Believe it or not, first lady Hillary Rodham Clinton actually has an opponent in New York's Democratic primary, scheduled for Sept. 12. He's Dr. Mark McMahon, a 39-year-old surgeon from Manhattan's Upper East Side who collected more than 44,000 signatures to get his name on the ballot.

Dr. McMahon, in an interview with the New York Press, said he was "incensed about the idea that the Democratic Party brokered this deal, where Hillary came and presented her prerequisites to save the party from [New York City Mayor Rudolph W. Giuliani], and one of those was that there would be no primary."

Surrendering ideals

Retired Gen. Colin Powell, in his speech to the Republican National Convention, urged party members to sacrifice for ideals, while in effect arguing that "they should also surrender one of their best ideals: a colorblind America," syndicated columnist James Pinkerton writes.

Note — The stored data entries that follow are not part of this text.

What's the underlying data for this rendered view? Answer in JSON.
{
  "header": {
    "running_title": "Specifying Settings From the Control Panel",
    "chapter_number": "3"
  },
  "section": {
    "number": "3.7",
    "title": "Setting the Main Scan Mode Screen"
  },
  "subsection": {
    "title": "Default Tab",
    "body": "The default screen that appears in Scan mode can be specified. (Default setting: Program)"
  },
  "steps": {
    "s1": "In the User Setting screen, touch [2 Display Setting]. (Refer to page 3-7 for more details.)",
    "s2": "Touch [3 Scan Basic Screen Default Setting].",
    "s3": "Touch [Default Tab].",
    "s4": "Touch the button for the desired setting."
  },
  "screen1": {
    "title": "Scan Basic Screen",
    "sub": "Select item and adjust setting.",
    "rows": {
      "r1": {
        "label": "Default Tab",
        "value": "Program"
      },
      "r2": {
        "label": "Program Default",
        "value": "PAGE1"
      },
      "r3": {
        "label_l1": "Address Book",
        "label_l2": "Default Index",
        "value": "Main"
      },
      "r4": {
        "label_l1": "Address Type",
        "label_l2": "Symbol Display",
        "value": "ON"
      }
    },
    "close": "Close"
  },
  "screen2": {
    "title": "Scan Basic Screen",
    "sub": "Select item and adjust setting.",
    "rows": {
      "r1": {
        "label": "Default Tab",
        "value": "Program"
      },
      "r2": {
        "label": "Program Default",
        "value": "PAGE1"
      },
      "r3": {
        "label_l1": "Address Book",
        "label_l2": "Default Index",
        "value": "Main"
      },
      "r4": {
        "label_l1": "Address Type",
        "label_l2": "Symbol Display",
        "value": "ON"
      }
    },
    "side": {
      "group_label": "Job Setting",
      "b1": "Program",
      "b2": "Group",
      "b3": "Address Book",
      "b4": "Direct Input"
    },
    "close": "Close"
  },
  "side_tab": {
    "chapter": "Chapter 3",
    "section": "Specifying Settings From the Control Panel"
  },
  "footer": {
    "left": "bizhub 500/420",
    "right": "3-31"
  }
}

"The Republican platform says something different: 'We believe rights inhere in individuals, not in groups. We will attain our nation's goal of equal opportunity without quotas or other forms of preferential treatment.' But of course, nobody reads platforms, while everybody listens to Powell."

How soon they forget

"You'd think that the last Republican vice-presidential nominee would have VIP tickets to the GOP convention here, but noooo," Paul Bedard writes in the Internet version of U.S. News & World Report's "Washington Whispers" column (www.usnews.com).

"Minutes before [Tuesday] night's session got under way in muggy Philly, Jack Kemp and his wife were walking up to the white security tent outside the First Union Center when none other than current veep choice Dick Cheney's motorcade drove up.

"The Kemps and about 50 others were held up by security as the cars whisked by. But even when security let up, the Kemps were stuck at the back of the line and surprisingly few people even took notice of their last pick for No. 2."

They never forget

"Neil Bush, son of the former president, recalled to Colorado delegates [Wednesday] how, four years ago, when his son Pierce was 10, he asked him to list the greatest presidents," the New York Post reports.

Pierce named George Washington, Abraham Lincoln and Ronald Reagan.

When Neil Bush reminded the boy that he had left his own grandfather off the list, the youngster looked up at him and said, "Dad, what about the economy?"